The American said his team were the biggest buyers of hospitality for the 8 May race around the Hard Rock Stadium, home of the NFL’s Miami Dolphins, but demand far outstripped supply.

“It’s going to be awesome. I’ve been here six years and I’ve never seen demand or buzz for a grand prix like I’ve seen for Miami,” Brown, whose background is in sponsorship and marketing, told Reuters.

“We can easily double our hospitality and we’re already the largest hospitality buyer in Miami; it rivals the Super Bowl as far as ‘are you going to the Miami race?’.

“I’ve been around F1 for 20 years and I’m used to going to grands prix but I’ve never seen anything like it.”

The race is the fifth round of the season and, with the long-established race in Austin, Texas, one of two in the United States this year. In 2023 there will be three with Las Vegas debuting.

The Miami metropolitan area has hosted Super Bowl 11 times, more than anywhere else, with six of them at the Hard Rock Stadium and the most recent in 2020.

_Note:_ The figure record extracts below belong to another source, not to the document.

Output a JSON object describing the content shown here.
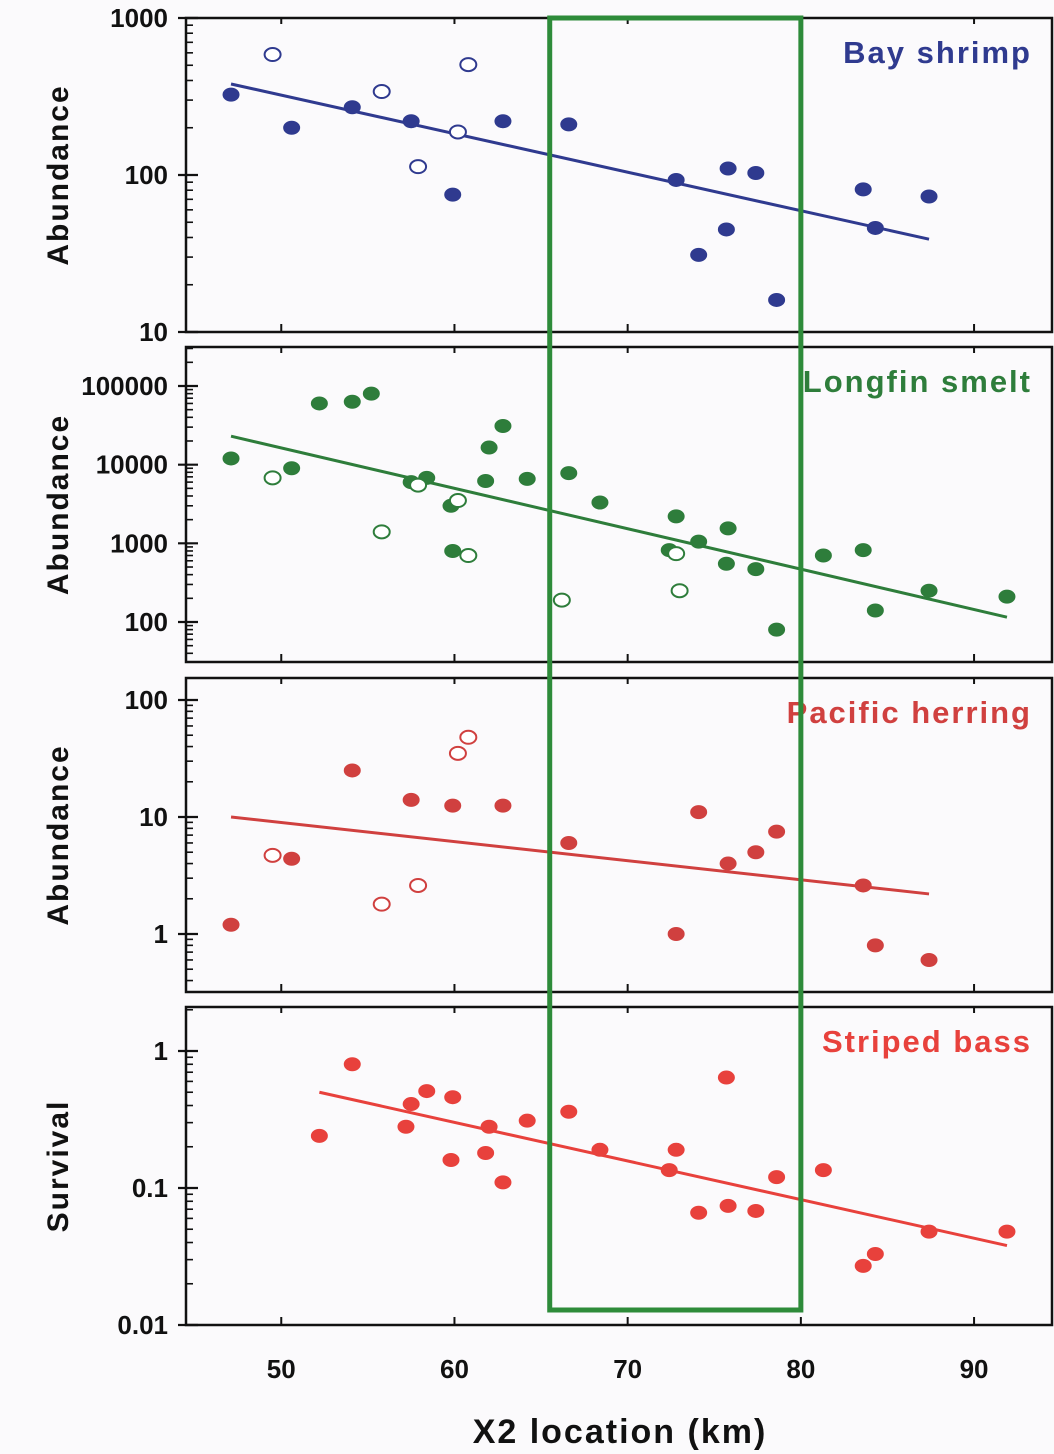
{
  "figure": {
    "xlabel": "X2 location (km)",
    "x_ticks": [
      50,
      60,
      70,
      80,
      90
    ],
    "x_range": [
      44.5,
      94.5
    ],
    "highlight_box": {
      "x_range": [
        65.5,
        80
      ],
      "color": "#2e8b3a"
    }
  },
  "chart_data": [
    {
      "type": "scatter",
      "title": "Bay shrimp",
      "ylabel": "Abundance",
      "yscale": "log",
      "ylim": [
        10,
        1000
      ],
      "y_ticks": [
        "10",
        "100",
        "1000"
      ],
      "y_tick_values": [
        10,
        100,
        1000
      ],
      "color": "#2f3a8f",
      "series": [
        {
          "marker": "filled",
          "points": [
            [
              47.1,
              325
            ],
            [
              50.6,
              200
            ],
            [
              54.1,
              270
            ],
            [
              57.5,
              220
            ],
            [
              59.9,
              75
            ],
            [
              62.8,
              220
            ],
            [
              66.6,
              210
            ],
            [
              72.8,
              93
            ],
            [
              74.1,
              31
            ],
            [
              75.7,
              45
            ],
            [
              75.8,
              110
            ],
            [
              77.4,
              103
            ],
            [
              78.6,
              16
            ],
            [
              83.6,
              81
            ],
            [
              84.3,
              46
            ],
            [
              87.4,
              73
            ]
          ]
        },
        {
          "marker": "open",
          "points": [
            [
              49.5,
              585
            ],
            [
              55.8,
              340
            ],
            [
              57.9,
              113
            ],
            [
              60.2,
              188
            ],
            [
              60.8,
              505
            ]
          ]
        }
      ],
      "trend": [
        [
          47.1,
          380
        ],
        [
          87.4,
          39
        ]
      ]
    },
    {
      "type": "scatter",
      "title": "Longfin smelt",
      "ylabel": "Abundance",
      "yscale": "log",
      "ylim": [
        30,
        300000
      ],
      "y_ticks": [
        "100",
        "1000",
        "10000",
        "100000"
      ],
      "y_tick_values": [
        100,
        1000,
        10000,
        100000
      ],
      "color": "#2e7d3b",
      "series": [
        {
          "marker": "filled",
          "points": [
            [
              47.1,
              12000
            ],
            [
              50.6,
              9000
            ],
            [
              52.2,
              60000
            ],
            [
              54.1,
              63000
            ],
            [
              55.2,
              80000
            ],
            [
              57.5,
              6000
            ],
            [
              58.4,
              6800
            ],
            [
              59.8,
              3000
            ],
            [
              59.9,
              800
            ],
            [
              61.8,
              6200
            ],
            [
              62.0,
              16500
            ],
            [
              62.8,
              31000
            ],
            [
              64.2,
              6600
            ],
            [
              66.6,
              7800
            ],
            [
              68.4,
              3300
            ],
            [
              72.8,
              2200
            ],
            [
              72.4,
              820
            ],
            [
              74.1,
              1050
            ],
            [
              75.7,
              550
            ],
            [
              75.8,
              1550
            ],
            [
              77.4,
              470
            ],
            [
              78.6,
              80
            ],
            [
              81.3,
              700
            ],
            [
              83.6,
              820
            ],
            [
              84.3,
              140
            ],
            [
              87.4,
              250
            ],
            [
              91.9,
              210
            ]
          ]
        },
        {
          "marker": "open",
          "points": [
            [
              49.5,
              6800
            ],
            [
              55.8,
              1400
            ],
            [
              57.9,
              5500
            ],
            [
              60.2,
              3500
            ],
            [
              60.8,
              700
            ],
            [
              66.2,
              190
            ],
            [
              72.8,
              740
            ],
            [
              73.0,
              250
            ]
          ]
        }
      ],
      "trend": [
        [
          47.1,
          23000
        ],
        [
          91.9,
          115
        ]
      ]
    },
    {
      "type": "scatter",
      "title": "Pacific herring",
      "ylabel": "Abundance",
      "yscale": "log",
      "ylim": [
        0.3,
        100
      ],
      "y_ticks": [
        "1",
        "10",
        "100"
      ],
      "y_tick_values": [
        1,
        10,
        100
      ],
      "color": "#d0403f",
      "series": [
        {
          "marker": "filled",
          "points": [
            [
              47.1,
              1.2
            ],
            [
              50.6,
              4.4
            ],
            [
              54.1,
              25
            ],
            [
              57.5,
              14
            ],
            [
              59.9,
              12.5
            ],
            [
              62.8,
              12.5
            ],
            [
              66.6,
              6.0
            ],
            [
              72.8,
              1.0
            ],
            [
              74.1,
              11
            ],
            [
              75.8,
              4.0
            ],
            [
              77.4,
              5.0
            ],
            [
              78.6,
              7.5
            ],
            [
              83.6,
              2.6
            ],
            [
              84.3,
              0.8
            ],
            [
              87.4,
              0.6
            ]
          ]
        },
        {
          "marker": "open",
          "points": [
            [
              49.5,
              4.7
            ],
            [
              55.8,
              1.8
            ],
            [
              57.9,
              2.6
            ],
            [
              60.2,
              35
            ],
            [
              60.8,
              48
            ]
          ]
        }
      ],
      "trend": [
        [
          47.1,
          10
        ],
        [
          87.4,
          2.2
        ]
      ]
    },
    {
      "type": "scatter",
      "title": "Striped bass",
      "ylabel": "Survival",
      "yscale": "log",
      "ylim": [
        0.01,
        2
      ],
      "y_ticks": [
        "0.01",
        "0.1",
        "1"
      ],
      "y_tick_values": [
        0.01,
        0.1,
        1
      ],
      "color": "#e8413c",
      "series": [
        {
          "marker": "filled",
          "points": [
            [
              52.2,
              0.24
            ],
            [
              54.1,
              0.8
            ],
            [
              57.2,
              0.28
            ],
            [
              57.5,
              0.41
            ],
            [
              58.4,
              0.51
            ],
            [
              59.8,
              0.16
            ],
            [
              59.9,
              0.46
            ],
            [
              61.8,
              0.18
            ],
            [
              62.0,
              0.28
            ],
            [
              62.8,
              0.11
            ],
            [
              64.2,
              0.31
            ],
            [
              66.6,
              0.36
            ],
            [
              68.4,
              0.19
            ],
            [
              72.4,
              0.135
            ],
            [
              72.8,
              0.19
            ],
            [
              74.1,
              0.066
            ],
            [
              75.7,
              0.64
            ],
            [
              75.8,
              0.074
            ],
            [
              77.4,
              0.068
            ],
            [
              78.6,
              0.12
            ],
            [
              81.3,
              0.135
            ],
            [
              83.6,
              0.027
            ],
            [
              84.3,
              0.033
            ],
            [
              87.4,
              0.048
            ],
            [
              91.9,
              0.048
            ]
          ]
        }
      ],
      "trend": [
        [
          52.2,
          0.5
        ],
        [
          91.9,
          0.038
        ]
      ]
    }
  ]
}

Austin drew the biggest F1 crowd of the season last year, with a total three-day attendance of 400,000, and Brown said the Texas track had played a big role in building the sport’s popularity in a region of key importance to Formula One.

“Now you’ve got Vegas the sport’s never been healthier and more exciting,” he said.

The American also played down failed legal attempts by some local Miami Gardens residents to try and stop the race on grounds of disruption and physical harm from noise levels.

“Welcome to America,” he said. “The headline I saw was kind of people are afraid they are going to go deaf. I don’t even have headphones on in the garage.

“The amount of exposure and economics that’s going to be brought to Miami is going to be a far greater contribution to a much larger audience than X number of people that don’t want to hear the sound and probably never heard a Formula One car.”